Like the rest of the county, valley residents have seen and felt the negative impacts of the pandemic restrictions like the number of jobs lost.
In 2020 the average unemployment number rose to 11.8% compared to 2019 where it stood at 4.9%. as of Friday, March 19, there’s been some movement in the right direction, but it's still exceptionally high, with unemployment at 10%. According to the data, today there are 9,000 less jobs than in 2019.
The Chief Economist for Development Management Group, Inc. of Palm Desert says, “The labor force today in the Coachella Valley is about 1500 people less than it was a year ago. So, people have just stopped looking for work because they realize the opportunities are minimal at best.”
Bracken says, one in four jobs in the Coachella Valley are tourism related. Tourism brings some seven billion dollars in annual economic impact to the region.
Devine asked Bracken, “When we’re talking about the big events like Coachella, Stagecoach and the BNP how much money was lost to the Coachella Valley?”
Bracken responded, “Yeah, the short answer is billions of dollars. Just the BNP Paribas Open, Coachella and Stagecoach bring in just under a billion dollars to the Coachella Valley a year. So 1/7 of the Coachella Valley’s tourism base is within those four weekends.”
Due to cancelled events, hotel occupancy was impacted across the valley.
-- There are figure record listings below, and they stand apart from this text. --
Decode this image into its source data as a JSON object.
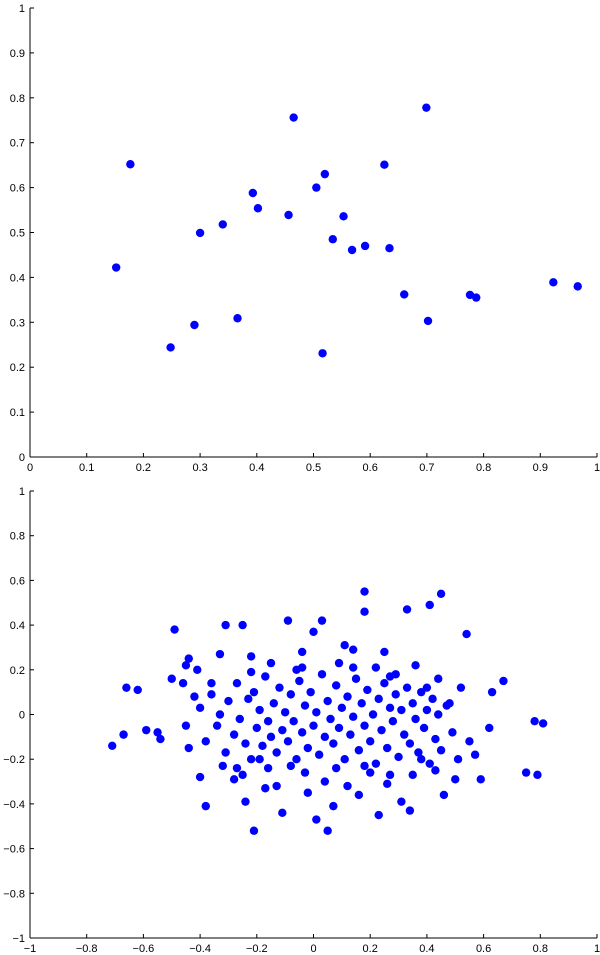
{
  "colors": {
    "marker": "#0000ff",
    "axis": "#000000",
    "background": "#ffffff"
  },
  "chart_data": [
    {
      "type": "scatter",
      "title": "",
      "xlabel": "",
      "ylabel": "",
      "xlim": [
        0,
        1
      ],
      "ylim": [
        0,
        1
      ],
      "xticks": [
        0,
        0.1,
        0.2,
        0.3,
        0.4,
        0.5,
        0.6,
        0.7,
        0.8,
        0.9,
        1
      ],
      "yticks": [
        0,
        0.1,
        0.2,
        0.3,
        0.4,
        0.5,
        0.6,
        0.7,
        0.8,
        0.9,
        1
      ],
      "xtick_labels": [
        "0",
        "0.1",
        "0.2",
        "0.3",
        "0.4",
        "0.5",
        "0.6",
        "0.7",
        "0.8",
        "0.9",
        "1"
      ],
      "ytick_labels": [
        "0",
        "0.1",
        "0.2",
        "0.3",
        "0.4",
        "0.5",
        "0.6",
        "0.7",
        "0.8",
        "0.9",
        "1"
      ],
      "grid": false,
      "legend": "none",
      "points": [
        [
          0.152,
          0.422
        ],
        [
          0.177,
          0.652
        ],
        [
          0.248,
          0.244
        ],
        [
          0.29,
          0.294
        ],
        [
          0.3,
          0.499
        ],
        [
          0.34,
          0.518
        ],
        [
          0.366,
          0.309
        ],
        [
          0.393,
          0.588
        ],
        [
          0.402,
          0.554
        ],
        [
          0.456,
          0.539
        ],
        [
          0.465,
          0.756
        ],
        [
          0.505,
          0.6
        ],
        [
          0.516,
          0.231
        ],
        [
          0.52,
          0.63
        ],
        [
          0.534,
          0.485
        ],
        [
          0.553,
          0.536
        ],
        [
          0.568,
          0.461
        ],
        [
          0.591,
          0.47
        ],
        [
          0.625,
          0.651
        ],
        [
          0.634,
          0.465
        ],
        [
          0.66,
          0.362
        ],
        [
          0.699,
          0.778
        ],
        [
          0.702,
          0.303
        ],
        [
          0.776,
          0.361
        ],
        [
          0.787,
          0.355
        ],
        [
          0.923,
          0.389
        ],
        [
          0.966,
          0.38
        ]
      ]
    },
    {
      "type": "scatter",
      "title": "",
      "xlabel": "",
      "ylabel": "",
      "xlim": [
        -1,
        1
      ],
      "ylim": [
        -1,
        1
      ],
      "xticks": [
        -1,
        -0.8,
        -0.6,
        -0.4,
        -0.2,
        0,
        0.2,
        0.4,
        0.6,
        0.8,
        1
      ],
      "yticks": [
        -1,
        -0.8,
        -0.6,
        -0.4,
        -0.2,
        0,
        0.2,
        0.4,
        0.6,
        0.8,
        1
      ],
      "xtick_labels": [
        "−1",
        "−0.8",
        "−0.6",
        "−0.4",
        "−0.2",
        "0",
        "0.2",
        "0.4",
        "0.6",
        "0.8",
        "1"
      ],
      "ytick_labels": [
        "−1",
        "−0.8",
        "−0.6",
        "−0.4",
        "−0.2",
        "0",
        "0.2",
        "0.4",
        "0.6",
        "0.8",
        "1"
      ],
      "grid": false,
      "legend": "none",
      "points": [
        [
          -0.71,
          -0.14
        ],
        [
          -0.67,
          -0.09
        ],
        [
          -0.66,
          0.12
        ],
        [
          -0.62,
          0.11
        ],
        [
          -0.59,
          -0.07
        ],
        [
          -0.55,
          -0.08
        ],
        [
          -0.54,
          -0.11
        ],
        [
          -0.5,
          0.16
        ],
        [
          -0.49,
          0.38
        ],
        [
          -0.46,
          0.14
        ],
        [
          -0.45,
          0.22
        ],
        [
          -0.44,
          0.25
        ],
        [
          -0.44,
          -0.15
        ],
        [
          -0.41,
          0.2
        ],
        [
          -0.4,
          -0.28
        ],
        [
          -0.38,
          -0.41
        ],
        [
          -0.36,
          0.14
        ],
        [
          -0.33,
          0.27
        ],
        [
          -0.32,
          -0.23
        ],
        [
          -0.31,
          0.4
        ],
        [
          -0.28,
          -0.29
        ],
        [
          -0.27,
          -0.24
        ],
        [
          -0.25,
          0.4
        ],
        [
          -0.24,
          -0.39
        ],
        [
          -0.22,
          0.26
        ],
        [
          -0.21,
          -0.52
        ],
        [
          -0.19,
          -0.2
        ],
        [
          -0.17,
          -0.33
        ],
        [
          -0.15,
          0.23
        ],
        [
          -0.13,
          -0.32
        ],
        [
          -0.11,
          -0.44
        ],
        [
          -0.09,
          0.42
        ],
        [
          -0.08,
          -0.23
        ],
        [
          -0.06,
          0.2
        ],
        [
          -0.04,
          0.28
        ],
        [
          -0.02,
          -0.35
        ],
        [
          0.0,
          0.37
        ],
        [
          0.01,
          -0.47
        ],
        [
          0.03,
          0.42
        ],
        [
          0.04,
          -0.3
        ],
        [
          0.05,
          -0.52
        ],
        [
          0.07,
          -0.41
        ],
        [
          0.09,
          0.23
        ],
        [
          0.11,
          0.31
        ],
        [
          0.12,
          -0.32
        ],
        [
          0.14,
          0.29
        ],
        [
          0.16,
          -0.36
        ],
        [
          0.18,
          0.55
        ],
        [
          0.18,
          0.46
        ],
        [
          0.2,
          -0.26
        ],
        [
          0.22,
          0.21
        ],
        [
          0.23,
          -0.45
        ],
        [
          0.25,
          0.28
        ],
        [
          0.27,
          -0.27
        ],
        [
          0.29,
          0.18
        ],
        [
          0.31,
          -0.39
        ],
        [
          0.33,
          0.47
        ],
        [
          0.34,
          -0.43
        ],
        [
          0.36,
          0.22
        ],
        [
          0.38,
          -0.2
        ],
        [
          0.4,
          0.12
        ],
        [
          0.41,
          0.49
        ],
        [
          0.43,
          -0.25
        ],
        [
          0.45,
          0.54
        ],
        [
          0.46,
          -0.36
        ],
        [
          0.48,
          0.05
        ],
        [
          0.5,
          -0.29
        ],
        [
          0.52,
          0.12
        ],
        [
          0.54,
          0.36
        ],
        [
          0.55,
          -0.12
        ],
        [
          0.57,
          -0.18
        ],
        [
          0.59,
          -0.29
        ],
        [
          0.62,
          -0.06
        ],
        [
          0.63,
          0.1
        ],
        [
          0.67,
          0.15
        ],
        [
          0.75,
          -0.26
        ],
        [
          0.78,
          -0.03
        ],
        [
          0.79,
          -0.27
        ],
        [
          0.81,
          -0.04
        ],
        [
          -0.45,
          -0.05
        ],
        [
          -0.42,
          0.08
        ],
        [
          -0.4,
          0.03
        ],
        [
          -0.38,
          -0.12
        ],
        [
          -0.36,
          0.09
        ],
        [
          -0.34,
          -0.05
        ],
        [
          -0.33,
          0.0
        ],
        [
          -0.31,
          -0.17
        ],
        [
          -0.3,
          0.06
        ],
        [
          -0.28,
          -0.09
        ],
        [
          -0.27,
          0.14
        ],
        [
          -0.26,
          -0.02
        ],
        [
          -0.24,
          -0.13
        ],
        [
          -0.23,
          0.07
        ],
        [
          -0.22,
          -0.2
        ],
        [
          -0.21,
          0.1
        ],
        [
          -0.2,
          -0.06
        ],
        [
          -0.19,
          0.02
        ],
        [
          -0.18,
          -0.14
        ],
        [
          -0.17,
          0.17
        ],
        [
          -0.16,
          -0.03
        ],
        [
          -0.15,
          -0.1
        ],
        [
          -0.14,
          0.05
        ],
        [
          -0.13,
          -0.17
        ],
        [
          -0.12,
          0.12
        ],
        [
          -0.11,
          -0.07
        ],
        [
          -0.1,
          0.01
        ],
        [
          -0.09,
          -0.12
        ],
        [
          -0.08,
          0.09
        ],
        [
          -0.07,
          -0.03
        ],
        [
          -0.06,
          -0.2
        ],
        [
          -0.05,
          0.15
        ],
        [
          -0.04,
          -0.08
        ],
        [
          -0.03,
          0.04
        ],
        [
          -0.02,
          -0.15
        ],
        [
          -0.01,
          0.1
        ],
        [
          0.0,
          -0.05
        ],
        [
          0.01,
          0.01
        ],
        [
          0.02,
          -0.18
        ],
        [
          0.03,
          0.18
        ],
        [
          0.04,
          -0.1
        ],
        [
          0.05,
          0.06
        ],
        [
          0.06,
          -0.02
        ],
        [
          0.07,
          -0.13
        ],
        [
          0.08,
          0.13
        ],
        [
          0.09,
          -0.06
        ],
        [
          0.1,
          0.03
        ],
        [
          0.11,
          -0.2
        ],
        [
          0.12,
          0.08
        ],
        [
          0.13,
          -0.09
        ],
        [
          0.14,
          -0.01
        ],
        [
          0.15,
          0.16
        ],
        [
          0.16,
          -0.16
        ],
        [
          0.17,
          0.05
        ],
        [
          0.18,
          -0.05
        ],
        [
          0.19,
          0.11
        ],
        [
          0.2,
          -0.12
        ],
        [
          0.21,
          0.0
        ],
        [
          0.22,
          -0.22
        ],
        [
          0.23,
          0.07
        ],
        [
          0.24,
          -0.07
        ],
        [
          0.25,
          0.14
        ],
        [
          0.26,
          -0.15
        ],
        [
          0.27,
          0.03
        ],
        [
          0.28,
          -0.03
        ],
        [
          0.29,
          0.09
        ],
        [
          0.3,
          -0.19
        ],
        [
          0.31,
          0.02
        ],
        [
          0.32,
          -0.09
        ],
        [
          0.33,
          0.12
        ],
        [
          0.34,
          -0.13
        ],
        [
          0.35,
          0.05
        ],
        [
          0.36,
          -0.02
        ],
        [
          0.37,
          -0.17
        ],
        [
          0.38,
          0.1
        ],
        [
          0.39,
          -0.06
        ],
        [
          0.4,
          0.02
        ],
        [
          0.41,
          -0.22
        ],
        [
          0.42,
          0.07
        ],
        [
          0.43,
          -0.11
        ],
        [
          0.44,
          0.0
        ],
        [
          0.45,
          -0.16
        ],
        [
          0.47,
          0.04
        ],
        [
          0.49,
          -0.08
        ],
        [
          0.51,
          -0.2
        ],
        [
          -0.25,
          -0.27
        ],
        [
          -0.16,
          -0.24
        ],
        [
          -0.03,
          -0.26
        ],
        [
          0.08,
          -0.24
        ],
        [
          0.18,
          -0.23
        ],
        [
          0.26,
          -0.31
        ],
        [
          0.35,
          -0.27
        ],
        [
          -0.22,
          0.19
        ],
        [
          -0.04,
          0.21
        ],
        [
          0.14,
          0.21
        ],
        [
          0.27,
          0.17
        ],
        [
          0.44,
          0.16
        ]
      ]
    }
  ]
}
It went from 66% in 2019 to less than 42% in 2020.
As restrictions have loosened up and more people get their vaccinations, we’ve seen an influx of people frequenting restaurants and shops again across the valley. But, is the worst of it over?
“Listen, at some point, those eviction moratoriums are going to lift. At some point, some of these safety nets that we’ve put in place will begin to soften and maybe go away all together and I think that’s when we’ll really start to see how much damage was done at the community level,” says Bonner.
So, who stands out as winners during this past year of COVID-19 restrictions? Both agree that for most people learning to work remotely can have positive longterm effect on the Coachella Valley as an influx of people continue to move here and invest in our local economy.